Xie Yu looked at her. He looked at the contract folder. He looked at the floor-to-ceiling window and the glittering city beyond it, which continued to be atmospherically lit and completely unhelpful.

He was the villain. She was supposed to be in a worse position than him. Narratively, logically, by every law of the protagonist-abuse genre, he should have laughed at her, said something cutting, and made it clear she had no leverage.

Except she had the leverage of his needing to complete this plot, and she was apparently aware that she had leverage, and she was using it with the calm of someone who had been conserving their energy for a very long time specifically for this moment.

"Fine," Xie Yu said.

Shen Cixi nodded. If she was surprised, she did not show it.

"I'll have the guarantee letter drafted tomorrow," he continued, because he was committed now and the villain of this story would phrase it like he was doing her a favor. "Don't mistake that for generosity."

"I won't," she said.

"You can leave."

She picked up the unsigned amendment page from the folder—apparently she had prepared one—and set it on the table in front of him. "I'll need your signature on this one first."

Xie Yu stared at the paper.

Then he picked up the pen from the coffee table, because there was a pen on the coffee table, presumably because the Original Host had left it there, and signed his name where she'd indicated.

Shen Cixi picked it up. Folded it twice. Put it in the pocket of her grey-white shirt.

Then she turned and walked to the door.

Xie Yu watched her go with the vague sensation of a person who had intended to play chess and had instead found themselves in a different game without fully understanding when the rules changed.

At the door, she paused.

She did not turn around.

"The study sessions start Monday," she said. "I'll be here at nine."

And then she left.

The door clicked shut behind her with a very soft, very final sound.

Xie Yu stood in the empty penthouse holding a document folder he couldn't fully read and thought about what had just happened.

[Plot progression: 3%.] The system chimed pleasantly. [Protagonist has accepted the contract. First stage is underway. Well done, Host.]

"She negotiated."

[Yes.]

"She negotiated with the villain."

[She did.]

"Is that in the novel."

A beat.

[...The relevant sections are censored.]

Xie Yu put the folder down on the coffee table. He walked back to the window. He looked at the city.

Something about the way she had looked at him—quietly, steadily, like she was filing information away and had no intention of discarding any of it—sat in the back of his mind the way a small stone sits in a shoe.

He didn't know what she was thinking.

He wasn't sure, in fact, that the novel he'd been given had adequately prepared him for what Shen Cixi was actually like.

Somewhere in the building below him, she was probably in an elevator going down, holding an amendment clause she'd had pre-prepared, tucked in the breast pocket of a washed-out white shirt.

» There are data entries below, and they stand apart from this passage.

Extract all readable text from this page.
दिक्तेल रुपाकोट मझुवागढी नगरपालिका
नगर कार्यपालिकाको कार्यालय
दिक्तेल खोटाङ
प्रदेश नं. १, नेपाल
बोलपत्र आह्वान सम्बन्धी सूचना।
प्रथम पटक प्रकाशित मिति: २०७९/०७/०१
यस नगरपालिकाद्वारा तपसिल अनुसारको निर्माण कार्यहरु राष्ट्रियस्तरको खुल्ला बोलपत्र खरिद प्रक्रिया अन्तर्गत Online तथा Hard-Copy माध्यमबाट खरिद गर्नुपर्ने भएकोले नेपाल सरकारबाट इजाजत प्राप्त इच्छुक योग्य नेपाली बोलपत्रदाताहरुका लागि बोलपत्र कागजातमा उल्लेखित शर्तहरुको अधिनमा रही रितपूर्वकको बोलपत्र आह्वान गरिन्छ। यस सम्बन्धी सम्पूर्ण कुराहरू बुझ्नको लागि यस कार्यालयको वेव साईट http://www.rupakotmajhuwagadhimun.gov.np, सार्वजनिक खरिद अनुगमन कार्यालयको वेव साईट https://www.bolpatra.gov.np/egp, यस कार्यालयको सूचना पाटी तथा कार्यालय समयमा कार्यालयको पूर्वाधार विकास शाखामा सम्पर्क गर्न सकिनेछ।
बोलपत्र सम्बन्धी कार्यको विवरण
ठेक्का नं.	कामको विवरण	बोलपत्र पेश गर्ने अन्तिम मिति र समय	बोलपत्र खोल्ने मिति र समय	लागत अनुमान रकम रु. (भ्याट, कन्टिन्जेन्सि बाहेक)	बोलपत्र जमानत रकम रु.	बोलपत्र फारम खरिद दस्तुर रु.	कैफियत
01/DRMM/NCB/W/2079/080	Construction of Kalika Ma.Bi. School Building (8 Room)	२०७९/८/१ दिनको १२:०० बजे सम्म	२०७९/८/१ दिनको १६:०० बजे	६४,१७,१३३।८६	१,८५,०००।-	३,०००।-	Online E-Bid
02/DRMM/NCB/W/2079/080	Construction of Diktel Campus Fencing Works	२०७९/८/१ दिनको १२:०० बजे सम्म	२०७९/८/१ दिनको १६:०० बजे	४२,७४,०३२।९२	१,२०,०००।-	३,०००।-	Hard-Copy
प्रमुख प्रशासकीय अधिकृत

Xie Yu leaned one shoulder against the cool glass and exhaled.

"System," he said.

[Yes, Host?]

"Are you absolutely certain there's nothing useful in those mosaics."

The system made a sound like a machine pretending it hadn't heard the question.

Xie Yu closed his eyes.

Arrogant. Unrestrained. Playboy. No redeeming qualities.

Monday at nine, a girl who had already outmaneuvered him once was going to show up at his door with a study schedule.

This was going to be a very long arc.